Für den Hengst mit der üppigen Mähne,
Für die Stute mit dem prallen Euter rufe ich Glück herbei!
Für das Fohlen, das davongelaufene,
Für das Kalb, das ausgebrochene,
Für das Lamm, das verlaufene,
Für das Zicklein, das verirrte, rufe ich Glück herbei!
Qurai, qurai, qurai!“
13 oboγa (nach der kyrillischen Schreibweise „owoo“): Steinsetzungen, mit denen lokale Gottheiten geehrt werden.
Eine in ihrer Form der Schamanendichtung nahestehende literarische Gattung, die im Brauchtum des mongolischen Volkes wurzelt, sind die irügel (Segenssprüche). Sie werden bei allen wichtigen Ereignissen des täglichen Lebens vorgetragen: zur Begrüßung und zur Verabschiedung von Gästen, beim Darbieten von Branntwein und Kumys, zu Beginn der Stutenmelksaison, bei der Filzbereitung, beim Anbeten der Berge und oboγa bei Hochzeiten, bei der Namensweihe der Kinder, bei den jahreszeitlichen Festen oder wenn eine neue Jurte aufgestellt wird. Es gibt umfangreiche Sammlungen solcher Sprüche. Die professionellen irügel-Sprecher kennen Dutzende davon auswendig. Doch sie tragen sie nicht nur vor, sondern nehmen laufend Ergänzungen und Ausschmückungen vor und dichten zuweilen auch neue. Einer der kürzesten irügel heißt:
„Steige auf wie die Sonne,
Prange wie Blattwerk!“
Im Mongolischen sind es nur sechs Wörter. Die umfangreichsten irügel sind Dichtungenn mit mehreren Hundert Verszeilen.
Im 14. Jahrhundert, zur Zeit des mongolischen Weltreichs, verfasste Čos ki odser (tib. Chos kyi ’od zer) Hofgeistlicher des qaγan,
in mongolischer und tibetischer Sprache mehrere literarische Werke, von
denen einige erhalten geblieben sind. Sein Gedicht „Lob des Mahākāli“,
in mongolischer Sprache geschrieben, wurde in den Höhlen von Tunhuang
gefunden und wird heute in Berlin aufbewahrt. Sein in Tibetisch
verfasstes biographisches Werk „Die zwölf Werke Buddhas“ wurde von
Sirabsengge ins Mongolische übersetzt. Čos ki odser selbst übersetzte
u. a. die philosophische Lehrschrift „Bodhicaryāvatāra“ des indischen
Gelehrten Čantideva und ließ sie, mit einem Kommentar versehen,
drucken. Leider konnten davon kaum noch zehn Seiten aufgefunden werden.
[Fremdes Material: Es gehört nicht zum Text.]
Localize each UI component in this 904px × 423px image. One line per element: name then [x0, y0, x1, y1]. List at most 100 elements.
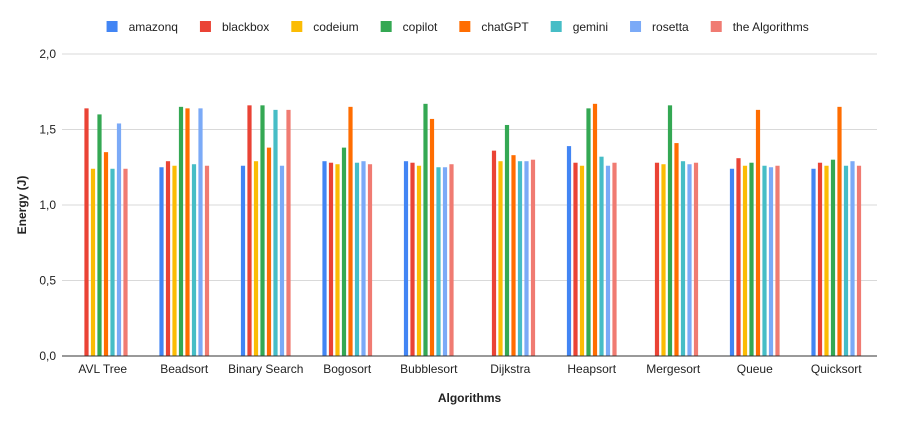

Čos ki odsers Grammatik der mongolischen Sprache ist ein bedeutendes
Denkmal mongolischer Schriftkultur.
Ein umfangreiches und bei den
Mongolen weit verbreitetes Schriftwerk ist die Geser (tib. Ge
sar)-Sage. Bei ihrer Untersuchung gibt es noch viele ungeklärte Fragen.
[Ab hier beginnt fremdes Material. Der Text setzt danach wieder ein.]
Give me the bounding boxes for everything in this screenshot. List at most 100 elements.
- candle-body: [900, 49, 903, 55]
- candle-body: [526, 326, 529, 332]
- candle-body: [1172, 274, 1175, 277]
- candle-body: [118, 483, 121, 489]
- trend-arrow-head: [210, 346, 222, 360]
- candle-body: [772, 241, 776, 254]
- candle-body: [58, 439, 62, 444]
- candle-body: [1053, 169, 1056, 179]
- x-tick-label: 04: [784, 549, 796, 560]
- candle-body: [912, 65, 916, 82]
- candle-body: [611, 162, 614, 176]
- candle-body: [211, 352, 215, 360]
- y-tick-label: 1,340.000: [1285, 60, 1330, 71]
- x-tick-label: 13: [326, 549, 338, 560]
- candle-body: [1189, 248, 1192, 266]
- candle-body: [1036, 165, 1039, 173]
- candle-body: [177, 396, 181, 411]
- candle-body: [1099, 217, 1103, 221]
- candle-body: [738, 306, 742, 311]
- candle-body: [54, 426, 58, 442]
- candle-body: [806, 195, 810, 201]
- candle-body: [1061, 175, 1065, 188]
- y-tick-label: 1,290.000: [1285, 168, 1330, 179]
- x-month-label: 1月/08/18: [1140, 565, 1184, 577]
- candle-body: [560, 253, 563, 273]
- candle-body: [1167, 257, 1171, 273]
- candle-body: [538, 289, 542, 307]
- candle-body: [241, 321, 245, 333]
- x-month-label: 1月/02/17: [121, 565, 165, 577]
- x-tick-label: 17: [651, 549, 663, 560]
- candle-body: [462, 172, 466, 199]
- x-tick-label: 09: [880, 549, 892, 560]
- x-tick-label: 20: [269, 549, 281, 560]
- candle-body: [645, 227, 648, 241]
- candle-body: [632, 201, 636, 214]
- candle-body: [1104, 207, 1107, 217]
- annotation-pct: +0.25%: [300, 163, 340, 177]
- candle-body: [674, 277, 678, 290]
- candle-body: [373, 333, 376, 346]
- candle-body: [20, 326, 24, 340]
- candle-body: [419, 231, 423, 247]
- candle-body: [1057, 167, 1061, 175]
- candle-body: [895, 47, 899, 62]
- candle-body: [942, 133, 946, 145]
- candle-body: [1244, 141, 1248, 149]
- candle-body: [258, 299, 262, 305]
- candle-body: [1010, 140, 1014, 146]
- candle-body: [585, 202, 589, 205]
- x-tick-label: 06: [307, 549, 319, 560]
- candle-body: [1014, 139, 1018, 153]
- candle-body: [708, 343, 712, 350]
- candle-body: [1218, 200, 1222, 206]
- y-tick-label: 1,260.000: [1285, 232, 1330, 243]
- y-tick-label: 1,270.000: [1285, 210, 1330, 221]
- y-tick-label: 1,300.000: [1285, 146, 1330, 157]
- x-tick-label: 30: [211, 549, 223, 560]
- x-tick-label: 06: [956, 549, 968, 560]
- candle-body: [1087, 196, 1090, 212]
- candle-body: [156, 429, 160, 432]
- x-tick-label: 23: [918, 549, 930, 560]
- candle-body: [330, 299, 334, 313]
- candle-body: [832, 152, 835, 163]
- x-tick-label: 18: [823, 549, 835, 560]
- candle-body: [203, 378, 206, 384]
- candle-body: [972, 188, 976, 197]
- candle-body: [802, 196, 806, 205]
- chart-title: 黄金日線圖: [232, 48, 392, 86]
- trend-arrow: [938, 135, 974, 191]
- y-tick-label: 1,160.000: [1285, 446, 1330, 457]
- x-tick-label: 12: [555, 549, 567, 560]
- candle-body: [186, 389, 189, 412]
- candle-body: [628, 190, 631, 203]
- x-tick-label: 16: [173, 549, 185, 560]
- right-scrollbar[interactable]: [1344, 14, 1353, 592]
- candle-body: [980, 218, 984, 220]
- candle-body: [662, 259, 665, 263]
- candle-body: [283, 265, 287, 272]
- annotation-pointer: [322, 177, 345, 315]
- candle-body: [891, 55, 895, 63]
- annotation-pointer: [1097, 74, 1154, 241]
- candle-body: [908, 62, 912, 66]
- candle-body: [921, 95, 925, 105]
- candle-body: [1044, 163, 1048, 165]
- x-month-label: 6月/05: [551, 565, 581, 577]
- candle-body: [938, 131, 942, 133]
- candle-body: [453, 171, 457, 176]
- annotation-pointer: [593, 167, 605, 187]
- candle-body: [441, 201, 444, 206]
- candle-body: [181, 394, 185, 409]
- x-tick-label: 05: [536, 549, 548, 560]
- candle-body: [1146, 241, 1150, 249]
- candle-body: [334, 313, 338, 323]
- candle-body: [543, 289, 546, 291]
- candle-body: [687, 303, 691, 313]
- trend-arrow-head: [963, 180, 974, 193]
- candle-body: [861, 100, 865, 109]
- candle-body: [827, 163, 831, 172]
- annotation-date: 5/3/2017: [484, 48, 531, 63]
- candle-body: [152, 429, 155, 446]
Haben wir es hier mit einem Werk der Volksdichtung zu tun oder mit
Belletristik? Gehört die Geser-Sage zur Übersetzungsliteratur oder
wurde sie von vornherein in mongolischer Sprache niedergeschrieben?
Alle diese Fragen könnte man bejahen: Es wurden nicht nur zahlreiche
Handschriften und zuweilen auch Blockdrucke der Geser-Sage gefunden,
sondern sie fand auch in mündlichen Versionen überall bei den
Mongolen und besonders bei den Burjaten starke Verbreitung. Es gibt
eine im 17./18. Jahrhundert aus dem Tibetischen übersetzte mongolische
Geser-Sage und daneben zahlreiche Versionen, die auf
mongolischsprachigen Ursprung schließen lassen. Das heißt, es sind von
einem einzigen Werk auf Grund der starken Resonanz, die es unter der
Bevölkerung fand, viele Versionen entstanden, die in Inhalt und Form
stark von einander abweichen.
Im 11. Jahrhundert entstand in
Nordtibet bzw. in der Gegend von Amdo und dem Kokonor ein kleiner
Staat, der zahlreiche Stämme tibetischer, uigurischer und mongolischer
Herkunft vereinte. Chinesischen Quellen zufolge hieß der erste
Herrscher dieses Reichs Sydotu, sein Nachfolger Gosylo. Dieser Sydotu
war unseres Erachtens niemand anders als Gesers Oheim Totun (Čoton;
tib. Khro thung), Gosylo aber war Geser selbst. Eine in kunstvollen
Reimen verfasste Biographie jenes Gosylo-Geser hinterließ in
tibetischer Sprache der Dichter Čoyibeb (tib. Chos ’bebs). Diese
Dichtung fand allem Anschein nach seit dem 15./16. Jahrhundert in
mündlicher und in schriftlicher Form Verbreitung unter den Mongolen.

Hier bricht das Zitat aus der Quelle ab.